Charles Mathewes, at The American Interest, discusses the role of religion in evolutionary theory and analyzes two publications on this topic. Mathewes compares and critiques Nicholas Wade’s The Faith Instinct: How Religion Evolved and Why It Endures, and Robert N. Bellah‘s book, Religion in Human Evolution: From the Paleolithic to the Axial Age. In critiquing Wade’s publication and his take on religion and evolutionary theory, Mathewes writes:
Not that “theory” is really the right term for it, for that word suggests what The Faith Instinct lacks: self-consciousness regarding the necessarily complex, and tentatively proposed, interpretive judgments that undergird any well thought-through picture of the human condition. The basic story Wade wants to tell is that humans have a “faith instinct”, an inbred reflexive propensity for religious belief that developed as a way of relieving social conflict (so he asserts, “religion evolved as a response to warfare”) and as a secondary enforcement regime for ensuring moral behavior and thus group cohesion. There, that’s the story, more or less; the rest is just anecdotes.

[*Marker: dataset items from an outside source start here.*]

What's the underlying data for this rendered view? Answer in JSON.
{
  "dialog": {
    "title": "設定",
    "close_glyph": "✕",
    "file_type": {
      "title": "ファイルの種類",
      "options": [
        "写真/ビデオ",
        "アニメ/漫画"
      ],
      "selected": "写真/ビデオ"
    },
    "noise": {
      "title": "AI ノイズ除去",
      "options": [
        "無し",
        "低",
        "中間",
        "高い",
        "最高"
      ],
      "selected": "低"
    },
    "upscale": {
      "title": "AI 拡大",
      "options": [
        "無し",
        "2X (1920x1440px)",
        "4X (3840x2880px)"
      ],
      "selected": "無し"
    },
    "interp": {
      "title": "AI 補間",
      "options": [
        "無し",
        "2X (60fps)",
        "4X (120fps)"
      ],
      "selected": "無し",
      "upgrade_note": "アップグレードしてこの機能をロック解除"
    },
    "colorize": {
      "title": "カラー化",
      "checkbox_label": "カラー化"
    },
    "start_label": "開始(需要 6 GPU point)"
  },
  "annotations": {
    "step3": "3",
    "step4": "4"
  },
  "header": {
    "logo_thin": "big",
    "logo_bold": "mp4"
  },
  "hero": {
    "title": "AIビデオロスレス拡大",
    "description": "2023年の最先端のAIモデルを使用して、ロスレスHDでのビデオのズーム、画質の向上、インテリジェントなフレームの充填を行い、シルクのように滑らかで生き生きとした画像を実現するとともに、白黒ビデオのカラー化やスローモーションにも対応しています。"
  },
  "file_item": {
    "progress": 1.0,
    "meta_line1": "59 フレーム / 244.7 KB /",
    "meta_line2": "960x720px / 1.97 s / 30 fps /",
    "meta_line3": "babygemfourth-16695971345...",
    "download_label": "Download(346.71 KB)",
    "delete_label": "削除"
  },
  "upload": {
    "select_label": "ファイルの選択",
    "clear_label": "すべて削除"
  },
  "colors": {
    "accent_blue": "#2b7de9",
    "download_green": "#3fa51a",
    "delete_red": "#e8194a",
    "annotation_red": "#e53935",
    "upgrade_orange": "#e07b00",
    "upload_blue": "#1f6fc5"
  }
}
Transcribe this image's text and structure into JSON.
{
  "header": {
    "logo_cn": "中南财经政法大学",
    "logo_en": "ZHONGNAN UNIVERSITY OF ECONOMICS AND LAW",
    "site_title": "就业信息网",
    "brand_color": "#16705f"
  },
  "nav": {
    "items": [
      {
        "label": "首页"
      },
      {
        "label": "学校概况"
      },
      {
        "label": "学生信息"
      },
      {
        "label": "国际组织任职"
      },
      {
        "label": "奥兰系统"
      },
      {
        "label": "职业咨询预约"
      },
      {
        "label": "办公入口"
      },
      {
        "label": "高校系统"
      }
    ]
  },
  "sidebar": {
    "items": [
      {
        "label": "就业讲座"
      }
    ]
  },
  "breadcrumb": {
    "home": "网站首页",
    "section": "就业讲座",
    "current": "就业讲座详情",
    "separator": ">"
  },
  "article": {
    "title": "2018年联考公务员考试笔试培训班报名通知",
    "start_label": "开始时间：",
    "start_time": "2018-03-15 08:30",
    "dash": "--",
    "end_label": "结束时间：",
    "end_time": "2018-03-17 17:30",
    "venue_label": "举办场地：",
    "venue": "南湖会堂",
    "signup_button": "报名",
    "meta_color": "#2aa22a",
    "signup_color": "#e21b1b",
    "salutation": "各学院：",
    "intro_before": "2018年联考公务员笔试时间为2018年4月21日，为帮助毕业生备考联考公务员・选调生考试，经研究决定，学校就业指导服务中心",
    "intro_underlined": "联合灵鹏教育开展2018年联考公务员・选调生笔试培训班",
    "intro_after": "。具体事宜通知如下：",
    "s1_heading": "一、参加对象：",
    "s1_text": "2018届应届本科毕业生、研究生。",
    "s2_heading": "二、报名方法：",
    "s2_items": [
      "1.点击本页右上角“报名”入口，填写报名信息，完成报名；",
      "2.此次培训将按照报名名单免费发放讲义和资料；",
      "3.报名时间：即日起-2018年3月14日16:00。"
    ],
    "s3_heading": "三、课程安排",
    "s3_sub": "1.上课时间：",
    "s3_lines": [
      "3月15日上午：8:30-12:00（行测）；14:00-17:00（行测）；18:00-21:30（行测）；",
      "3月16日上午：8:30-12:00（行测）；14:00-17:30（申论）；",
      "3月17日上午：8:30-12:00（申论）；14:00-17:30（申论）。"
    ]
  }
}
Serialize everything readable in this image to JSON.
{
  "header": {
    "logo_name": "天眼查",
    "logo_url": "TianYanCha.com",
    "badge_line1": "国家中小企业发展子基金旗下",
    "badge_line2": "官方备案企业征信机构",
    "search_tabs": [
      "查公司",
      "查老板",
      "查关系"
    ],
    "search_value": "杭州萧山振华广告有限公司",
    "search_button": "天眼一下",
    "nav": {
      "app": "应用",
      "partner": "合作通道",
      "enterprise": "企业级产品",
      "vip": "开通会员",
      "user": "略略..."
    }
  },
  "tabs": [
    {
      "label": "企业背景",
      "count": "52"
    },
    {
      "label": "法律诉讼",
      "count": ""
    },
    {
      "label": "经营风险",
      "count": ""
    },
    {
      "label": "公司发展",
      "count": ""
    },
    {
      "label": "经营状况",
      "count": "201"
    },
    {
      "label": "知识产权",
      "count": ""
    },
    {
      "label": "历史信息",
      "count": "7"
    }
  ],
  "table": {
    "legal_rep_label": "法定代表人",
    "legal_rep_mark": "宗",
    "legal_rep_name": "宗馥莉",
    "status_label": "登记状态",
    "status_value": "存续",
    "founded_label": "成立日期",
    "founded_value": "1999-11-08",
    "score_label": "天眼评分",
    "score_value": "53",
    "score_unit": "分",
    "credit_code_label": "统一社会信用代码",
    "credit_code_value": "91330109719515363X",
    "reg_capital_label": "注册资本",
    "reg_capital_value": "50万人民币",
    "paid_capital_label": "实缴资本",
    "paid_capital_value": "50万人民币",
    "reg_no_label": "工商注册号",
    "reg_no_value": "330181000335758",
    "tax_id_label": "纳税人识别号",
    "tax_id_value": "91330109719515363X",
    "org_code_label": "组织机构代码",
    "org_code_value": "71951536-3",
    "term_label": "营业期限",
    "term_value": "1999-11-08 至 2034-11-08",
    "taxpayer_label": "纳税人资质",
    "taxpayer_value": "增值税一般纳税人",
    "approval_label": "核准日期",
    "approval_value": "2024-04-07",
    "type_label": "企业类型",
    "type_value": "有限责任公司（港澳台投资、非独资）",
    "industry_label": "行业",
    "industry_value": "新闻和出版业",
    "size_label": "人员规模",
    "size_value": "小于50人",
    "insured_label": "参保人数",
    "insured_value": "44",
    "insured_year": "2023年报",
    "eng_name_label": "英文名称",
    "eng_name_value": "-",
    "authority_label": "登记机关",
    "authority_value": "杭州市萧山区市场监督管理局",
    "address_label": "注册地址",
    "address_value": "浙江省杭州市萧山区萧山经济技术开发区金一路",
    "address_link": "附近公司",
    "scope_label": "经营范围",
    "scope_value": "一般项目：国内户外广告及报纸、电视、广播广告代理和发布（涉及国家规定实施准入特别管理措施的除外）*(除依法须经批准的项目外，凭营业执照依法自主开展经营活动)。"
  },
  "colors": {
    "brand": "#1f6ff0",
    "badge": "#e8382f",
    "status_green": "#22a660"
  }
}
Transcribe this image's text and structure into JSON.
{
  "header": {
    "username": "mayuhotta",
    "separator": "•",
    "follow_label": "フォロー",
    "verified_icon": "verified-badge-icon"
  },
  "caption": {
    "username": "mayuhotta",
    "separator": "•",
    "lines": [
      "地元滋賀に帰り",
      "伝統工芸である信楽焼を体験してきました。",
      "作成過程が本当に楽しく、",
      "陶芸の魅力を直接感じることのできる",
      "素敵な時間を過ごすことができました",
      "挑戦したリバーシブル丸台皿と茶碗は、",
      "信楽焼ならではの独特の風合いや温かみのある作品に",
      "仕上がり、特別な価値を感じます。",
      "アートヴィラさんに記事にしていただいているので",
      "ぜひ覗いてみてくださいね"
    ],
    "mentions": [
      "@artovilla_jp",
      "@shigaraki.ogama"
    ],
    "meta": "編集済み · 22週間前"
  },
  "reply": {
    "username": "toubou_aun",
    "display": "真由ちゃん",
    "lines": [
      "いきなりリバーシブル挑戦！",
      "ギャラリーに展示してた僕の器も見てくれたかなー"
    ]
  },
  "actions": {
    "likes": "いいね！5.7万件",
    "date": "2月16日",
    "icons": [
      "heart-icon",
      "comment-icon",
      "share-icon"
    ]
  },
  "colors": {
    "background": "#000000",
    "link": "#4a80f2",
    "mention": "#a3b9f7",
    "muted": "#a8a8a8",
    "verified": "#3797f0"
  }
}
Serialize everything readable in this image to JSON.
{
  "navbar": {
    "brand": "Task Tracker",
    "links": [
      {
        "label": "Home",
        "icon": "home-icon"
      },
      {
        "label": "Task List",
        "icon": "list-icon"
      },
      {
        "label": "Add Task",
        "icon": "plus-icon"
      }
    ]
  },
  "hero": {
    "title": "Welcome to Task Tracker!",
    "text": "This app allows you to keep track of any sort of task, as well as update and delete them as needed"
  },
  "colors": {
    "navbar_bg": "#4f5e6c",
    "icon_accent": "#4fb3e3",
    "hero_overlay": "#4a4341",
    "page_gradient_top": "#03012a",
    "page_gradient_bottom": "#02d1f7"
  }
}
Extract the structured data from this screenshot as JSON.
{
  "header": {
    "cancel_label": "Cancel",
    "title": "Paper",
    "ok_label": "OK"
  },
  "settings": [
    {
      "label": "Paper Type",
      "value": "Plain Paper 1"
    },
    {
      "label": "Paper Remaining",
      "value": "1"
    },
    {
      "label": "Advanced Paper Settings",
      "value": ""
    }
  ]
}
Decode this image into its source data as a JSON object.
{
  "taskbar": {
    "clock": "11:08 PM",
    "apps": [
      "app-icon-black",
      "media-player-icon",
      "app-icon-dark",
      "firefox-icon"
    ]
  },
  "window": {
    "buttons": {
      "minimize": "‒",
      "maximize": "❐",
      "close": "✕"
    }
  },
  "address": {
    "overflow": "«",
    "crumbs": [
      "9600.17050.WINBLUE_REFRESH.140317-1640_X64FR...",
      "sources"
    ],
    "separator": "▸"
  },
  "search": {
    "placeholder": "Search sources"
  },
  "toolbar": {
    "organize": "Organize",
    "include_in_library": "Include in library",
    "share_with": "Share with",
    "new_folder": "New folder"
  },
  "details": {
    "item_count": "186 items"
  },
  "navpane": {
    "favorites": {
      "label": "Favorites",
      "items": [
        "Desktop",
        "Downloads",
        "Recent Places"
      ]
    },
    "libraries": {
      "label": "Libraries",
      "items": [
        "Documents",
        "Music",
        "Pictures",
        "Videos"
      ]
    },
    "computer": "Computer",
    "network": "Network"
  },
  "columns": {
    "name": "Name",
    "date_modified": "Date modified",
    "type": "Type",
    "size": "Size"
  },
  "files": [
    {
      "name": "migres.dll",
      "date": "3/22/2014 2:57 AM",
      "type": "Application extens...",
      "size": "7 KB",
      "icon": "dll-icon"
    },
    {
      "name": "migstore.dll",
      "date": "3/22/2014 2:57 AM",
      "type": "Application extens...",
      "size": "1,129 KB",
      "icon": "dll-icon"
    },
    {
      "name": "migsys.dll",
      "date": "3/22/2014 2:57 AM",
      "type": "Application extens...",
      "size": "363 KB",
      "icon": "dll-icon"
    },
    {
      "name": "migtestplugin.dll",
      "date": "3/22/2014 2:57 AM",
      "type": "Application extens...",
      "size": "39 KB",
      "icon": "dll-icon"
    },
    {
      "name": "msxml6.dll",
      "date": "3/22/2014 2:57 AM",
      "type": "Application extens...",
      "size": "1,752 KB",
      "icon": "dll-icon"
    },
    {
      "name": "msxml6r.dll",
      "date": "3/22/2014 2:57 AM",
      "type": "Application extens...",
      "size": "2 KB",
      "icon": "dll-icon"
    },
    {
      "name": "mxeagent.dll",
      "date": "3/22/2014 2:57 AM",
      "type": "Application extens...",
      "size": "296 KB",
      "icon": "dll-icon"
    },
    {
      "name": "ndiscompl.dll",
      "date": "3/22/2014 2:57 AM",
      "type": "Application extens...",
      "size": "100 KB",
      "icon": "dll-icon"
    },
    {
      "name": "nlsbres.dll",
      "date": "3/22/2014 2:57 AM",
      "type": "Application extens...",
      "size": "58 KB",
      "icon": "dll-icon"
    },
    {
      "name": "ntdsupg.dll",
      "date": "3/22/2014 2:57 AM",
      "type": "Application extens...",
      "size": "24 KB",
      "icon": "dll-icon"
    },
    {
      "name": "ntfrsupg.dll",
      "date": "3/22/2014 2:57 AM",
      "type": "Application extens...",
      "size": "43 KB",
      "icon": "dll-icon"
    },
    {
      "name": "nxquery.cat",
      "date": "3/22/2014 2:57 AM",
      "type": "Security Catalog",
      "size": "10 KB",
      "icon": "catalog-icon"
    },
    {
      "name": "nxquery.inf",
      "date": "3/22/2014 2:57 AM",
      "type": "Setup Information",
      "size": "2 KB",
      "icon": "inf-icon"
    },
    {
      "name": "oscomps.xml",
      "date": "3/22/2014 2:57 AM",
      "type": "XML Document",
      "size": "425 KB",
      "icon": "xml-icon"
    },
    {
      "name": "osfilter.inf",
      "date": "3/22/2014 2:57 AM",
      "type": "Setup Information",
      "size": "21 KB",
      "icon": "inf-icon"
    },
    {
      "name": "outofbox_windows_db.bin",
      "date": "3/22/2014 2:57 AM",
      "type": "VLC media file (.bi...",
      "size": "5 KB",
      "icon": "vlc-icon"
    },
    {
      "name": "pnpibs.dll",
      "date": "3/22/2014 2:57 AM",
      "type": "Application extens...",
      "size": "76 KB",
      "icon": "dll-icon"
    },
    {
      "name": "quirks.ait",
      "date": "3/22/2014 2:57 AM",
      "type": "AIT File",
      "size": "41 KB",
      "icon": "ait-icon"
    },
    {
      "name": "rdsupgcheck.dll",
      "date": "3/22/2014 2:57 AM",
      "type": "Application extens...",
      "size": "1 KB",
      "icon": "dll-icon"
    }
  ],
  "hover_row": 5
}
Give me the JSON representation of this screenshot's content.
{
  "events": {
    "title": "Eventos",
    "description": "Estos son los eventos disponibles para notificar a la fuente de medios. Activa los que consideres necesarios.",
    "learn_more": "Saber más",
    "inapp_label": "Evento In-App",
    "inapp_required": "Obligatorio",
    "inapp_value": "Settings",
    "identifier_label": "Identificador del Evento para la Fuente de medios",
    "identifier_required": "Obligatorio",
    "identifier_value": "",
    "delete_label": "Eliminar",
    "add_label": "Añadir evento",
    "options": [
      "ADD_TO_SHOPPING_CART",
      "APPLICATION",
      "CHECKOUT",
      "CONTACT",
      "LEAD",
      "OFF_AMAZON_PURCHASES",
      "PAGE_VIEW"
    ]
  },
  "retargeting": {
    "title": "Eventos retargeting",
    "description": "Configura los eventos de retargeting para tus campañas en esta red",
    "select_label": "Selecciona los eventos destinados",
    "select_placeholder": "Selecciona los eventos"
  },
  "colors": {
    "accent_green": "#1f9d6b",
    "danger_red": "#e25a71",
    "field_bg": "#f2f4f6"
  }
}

He then turns to Bellah’s book, and writes:
Unlike Wade’s essentialist account of religion, Bellah’s is frankly stipulative and functional. He defines religion as any “system of symbols which, when enacted by human beings, establishes powerful, pervasive, and long-lasting moods and motivations that make sense in terms of an idea of a general order of existence.” He pairs this definition with the theory of the psychologist Merlin Donald, who argues that the human mind has developed sequentially through three stages: mimetic (think of dance and chant), mythic (think stories) and theoretic (think philosophy). Bellah then argues that this theory helps us schematize three different evolutionary stages of religion: first tribal religion, in which order and organization (religious and otherwise) is secured fundamentally by myth and ritual; then the “archaic” religion of God-kings or God-priests, seamlessly fusing what we see as (secular) political and (otherworldly) religious functions; then finally the crucial “Axial Age” transformations in Greece, Israel, India and China (in 600–200 BCE), where the fundamental harmony of social order and cosmic order, so basic to archaic cultures, began to be questioned, and the possibility of radical critique—philosophical and socio-political—thereby became available.